Microsoft hasn't changed much in this version of the browser since PC Advisor's American cousin PC World compared the first IE 7.0 beta with Mozilla's Firefox 1.5 Release Candidate 1 and Opera 9.0 Preview 1. But version 7.0 is a different beast entirely to the IE you are probably using today.

This new iteration of the world's dominant browser adds a number of features long since taken for granted by alternative-browser users, such as tabbed browsing, a toolbar-integrated search box and limited RSS support. Version 7.0 also has a far more compact and streamlined interface than its predecessor, with a strong emphasis on dedicating as much of the window as possible to the displayed website. Also included are a number of security upgrades, such as a new antiphishing filter.

You can download IE 7.0 here, but note that this beta of the browser is compatible only with Windows XP Service Pack 2. And keep in mind that, like any still-in-development version, this beta release has bugs and rough edges. Some pages don't display properly, for instance, and the browser will crash more than you'd like.

You'll notice IE 7.0's interface changes right away. A mere two slim toolbars reside up top, with navigation buttons such as Back, Forward, Refresh and Home split up to make the best use of space.

Tabs, also new to version 7.0, show up on the second toolbar. You can't move the tabs around, but you'll find a nice new feature called Quick Tabs. Click a gridlike icon next to the tabs, and you'll see a thumbnail-page display of all your currently open tabs. Firefox can mimic this feature with an add-on, but neither it nor Opera has it built in.

New security features in IE 7.0 include an antiphishing filter that warns you if you happen across a known phishing site, better ActiveX management that disables potentially vulnerable controls by default, and programming changes that try to reduce the number of avenues for attack.

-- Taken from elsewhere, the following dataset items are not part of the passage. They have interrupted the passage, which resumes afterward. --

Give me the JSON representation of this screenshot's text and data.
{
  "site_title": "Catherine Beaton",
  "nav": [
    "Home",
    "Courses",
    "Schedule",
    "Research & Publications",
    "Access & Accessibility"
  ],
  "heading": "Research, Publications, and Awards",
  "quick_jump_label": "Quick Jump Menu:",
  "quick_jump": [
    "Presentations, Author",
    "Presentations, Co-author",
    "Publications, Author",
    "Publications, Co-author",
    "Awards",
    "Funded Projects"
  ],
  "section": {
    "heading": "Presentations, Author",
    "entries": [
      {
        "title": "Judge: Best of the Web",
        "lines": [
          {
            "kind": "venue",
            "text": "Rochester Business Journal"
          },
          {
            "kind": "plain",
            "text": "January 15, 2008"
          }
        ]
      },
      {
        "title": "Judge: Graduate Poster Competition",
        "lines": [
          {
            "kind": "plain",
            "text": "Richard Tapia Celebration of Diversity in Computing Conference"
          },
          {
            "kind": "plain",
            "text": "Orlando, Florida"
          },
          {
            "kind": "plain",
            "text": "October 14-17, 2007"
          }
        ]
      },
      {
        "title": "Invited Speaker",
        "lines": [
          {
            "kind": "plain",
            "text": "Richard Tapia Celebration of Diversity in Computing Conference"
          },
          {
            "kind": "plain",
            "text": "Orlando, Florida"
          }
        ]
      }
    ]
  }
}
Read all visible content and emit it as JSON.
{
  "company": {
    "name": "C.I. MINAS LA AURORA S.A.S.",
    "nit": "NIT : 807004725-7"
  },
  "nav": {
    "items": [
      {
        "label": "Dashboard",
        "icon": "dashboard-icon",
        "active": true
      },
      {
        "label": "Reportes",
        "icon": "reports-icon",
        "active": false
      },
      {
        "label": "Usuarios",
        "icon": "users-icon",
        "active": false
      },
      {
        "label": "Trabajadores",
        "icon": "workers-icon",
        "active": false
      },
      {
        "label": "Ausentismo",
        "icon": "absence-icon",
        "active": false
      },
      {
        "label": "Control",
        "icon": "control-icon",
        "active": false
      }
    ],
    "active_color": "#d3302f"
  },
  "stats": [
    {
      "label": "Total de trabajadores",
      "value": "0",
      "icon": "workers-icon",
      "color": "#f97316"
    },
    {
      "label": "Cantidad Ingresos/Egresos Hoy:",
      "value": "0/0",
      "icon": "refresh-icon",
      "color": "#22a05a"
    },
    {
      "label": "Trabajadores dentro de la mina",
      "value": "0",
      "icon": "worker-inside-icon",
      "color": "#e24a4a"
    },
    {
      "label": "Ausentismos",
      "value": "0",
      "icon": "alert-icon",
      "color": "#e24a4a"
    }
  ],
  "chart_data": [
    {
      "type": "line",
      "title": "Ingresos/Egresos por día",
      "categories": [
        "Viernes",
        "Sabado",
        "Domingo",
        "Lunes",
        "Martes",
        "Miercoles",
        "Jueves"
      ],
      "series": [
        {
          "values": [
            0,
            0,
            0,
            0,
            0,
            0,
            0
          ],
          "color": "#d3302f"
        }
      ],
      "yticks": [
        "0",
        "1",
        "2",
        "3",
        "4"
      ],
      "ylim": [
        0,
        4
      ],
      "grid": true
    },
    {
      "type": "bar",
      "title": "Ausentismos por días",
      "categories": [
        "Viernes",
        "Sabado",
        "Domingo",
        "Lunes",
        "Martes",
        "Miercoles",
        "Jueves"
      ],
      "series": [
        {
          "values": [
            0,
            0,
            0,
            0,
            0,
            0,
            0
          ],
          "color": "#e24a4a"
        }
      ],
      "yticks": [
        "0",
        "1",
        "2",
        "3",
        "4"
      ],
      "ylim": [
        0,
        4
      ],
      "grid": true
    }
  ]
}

The browser also has a thorough 'flush' feature that clears the browser history, cache, cookies and other personal browsing data with one selection from the Tools menu.

IE 7.0 lets you easily find and bookmark an RSS feed on any given web page. But once you're subscribed, you have no way to get a quick preview of that feed's headlines – as you can with Firefox's Live Bookmarks – so you lose a significant part of RSS's usefulness.

It remains to be seen how the new IE will stack up against its increasingly popular competitors. But its release presents no downside: IE finally gets an upgrade, and the newly revived browser wars spur competition that hopefully will make everybody's browsers better.